Il ministero ha comunicato il superamento dei tre obiettivi previsti dal Pnrr su digitalizzazione portuale e infrastrutture nelle Zone Economiche Speciali. I numeri confermano che i progetti avviati hanno raggiunto i target fissati, con 1,8 miliardi complessivi destinati a porti, collegamenti ferroviari e urbanizzazioni nel Mezzogiorno.

Dove sono finiti i soldi

Il piano ha stanziato 1,2 miliardi per le infrastrutture portuali e ferroviarie del Sud, più altri 630 milioni direttamente alle Zes — di cui 563,5 milioni nella Missione 5 dedicata alla coesione territoriale. La parte più corposa riguarda opere di urbanizzazione primaria, raccordi stradali e ferroviari, reti per logistica digitale.
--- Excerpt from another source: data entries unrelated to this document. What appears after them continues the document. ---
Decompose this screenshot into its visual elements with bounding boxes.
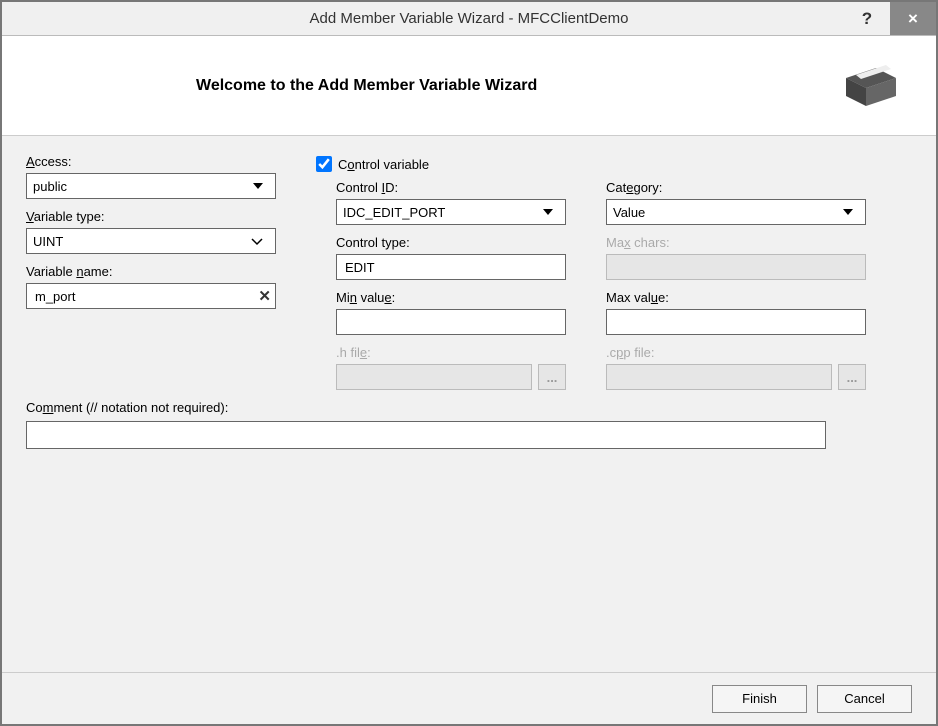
close-button[interactable]: × [890,2,936,35]
control-type-input[interactable] [336,254,566,280]
access-label: Access: [26,154,276,169]
comment-input[interactable] [26,421,826,449]
body: Access: public Variable type: UINT Varia… [2,136,936,672]
variable-name-label: Variable name: [26,264,276,279]
max-value-input[interactable] [606,309,866,335]
variable-name-field[interactable] [33,284,249,308]
comment-label: Comment (// notation not required): [26,400,912,415]
titlebar: Add Member Variable Wizard - MFCClientDe… [2,2,936,36]
control-id-combo[interactable]: IDC_EDIT_PORT [336,199,566,225]
box-icon [836,58,906,115]
chevron-down-icon [251,237,269,246]
min-value-input[interactable] [336,309,566,335]
help-button[interactable]: ? [844,2,890,35]
h-file-input [336,364,532,390]
control-type-label: Control type: [336,235,566,250]
cpp-file-browse-button: ... [838,364,866,390]
footer: Finish Cancel [2,672,936,724]
variable-type-label: Variable type: [26,209,276,224]
cpp-file-label: .cpp file: [606,345,866,360]
chevron-down-icon [541,207,559,217]
comment-field[interactable] [27,422,825,448]
cancel-button[interactable]: Cancel [817,685,912,713]
column-right: Category: Value Max chars: Max value: .c… [606,154,866,390]
titlebar-buttons: ? × [844,2,936,35]
header: Welcome to the Add Member Variable Wizar… [2,36,936,136]
wizard-window: Add Member Variable Wizard - MFCClientDe… [0,0,938,726]
min-value-label: Min value: [336,290,566,305]
category-label: Category: [606,180,866,195]
finish-button[interactable]: Finish [712,685,807,713]
clear-icon[interactable]: ✕ [258,287,271,305]
variable-type-combo[interactable]: UINT [26,228,276,254]
control-id-value: IDC_EDIT_PORT [343,205,445,220]
max-value-label: Max value: [606,290,866,305]
window-title: Add Member Variable Wizard - MFCClientDe… [2,10,936,27]
control-type-field [343,255,559,279]
category-combo[interactable]: Value [606,199,866,225]
cpp-file-input [606,364,832,390]
column-middle: Control variable Control ID: IDC_EDIT_PO… [316,154,566,390]
chevron-down-icon [841,207,859,217]
control-variable-checkbox[interactable] [316,156,332,172]
h-file-field [343,365,525,389]
control-variable-label: Control variable [338,157,429,172]
variable-name-input[interactable]: ✕ [26,283,276,309]
cpp-file-field [613,365,825,389]
variable-type-value: UINT [33,234,63,249]
access-combo[interactable]: public [26,173,276,199]
header-title: Welcome to the Add Member Variable Wizar… [196,77,537,95]
max-value-field[interactable] [613,310,859,334]
category-value: Value [613,205,645,220]
control-id-label: Control ID: [336,180,566,195]
h-file-label: .h file: [336,345,566,360]
max-chars-input [606,254,866,280]
min-value-field[interactable] [343,310,559,334]
column-left: Access: public Variable type: UINT Varia… [26,154,276,390]
control-variable-row: Control variable [316,156,566,172]
max-chars-label: Max chars: [606,235,866,250]
h-file-browse-button: ... [538,364,566,390]
access-value: public [33,179,67,194]
max-chars-field [613,255,859,279]
chevron-down-icon [251,181,269,191]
RFI è il soggetto attuatore principale per gli interventi infrastrutturali, con i lavori avviati entro giugno 2024 secondo il cronoprogramma.

La digitalizzazione della logistica portuale rappresenta l'altro pilastro: il target M3C2-5 è stato centrato nel secondo trimestre 2024, con le piattaforme per la gestione digitale dei flussi merci operative nei principali scali meridionali. Non si tratta solo di software — l'integrazione tra sistemi doganali, trasportatori e terminal è la parte complessa, quella che rende l'infrastruttura digitale effettivamente utilizzabile.

Il quadro operativo a metà percorso

Il superamento dei target non significa che i soldi siano stati spesi interamente. La spesa effettiva resta inferiore al totale allocato, come accade in tutti i grandi piani infrastrutturali dove la rendicontazione segue i lavori con ritardo. La scadenza vera è la metà del 2026: entro quella data il governo dovrà chiudere riforme e investimenti per incassare i fondi europei.

Sul piano concreto, l'effetto si vede nei collegamenti ferroviari che stanno prendendo forma attorno ai principali porti — Taranto, Gioia Tauro, Augusta — e nelle aree Zes che iniziano ad avere infrastrutture adeguate. Non è la rivoluzione logistica che qualcuno immaginava, ma è uno strumento utilizzabile per chi vuole spostare container e merci senza perdere tre giorni tra porto e magazzino.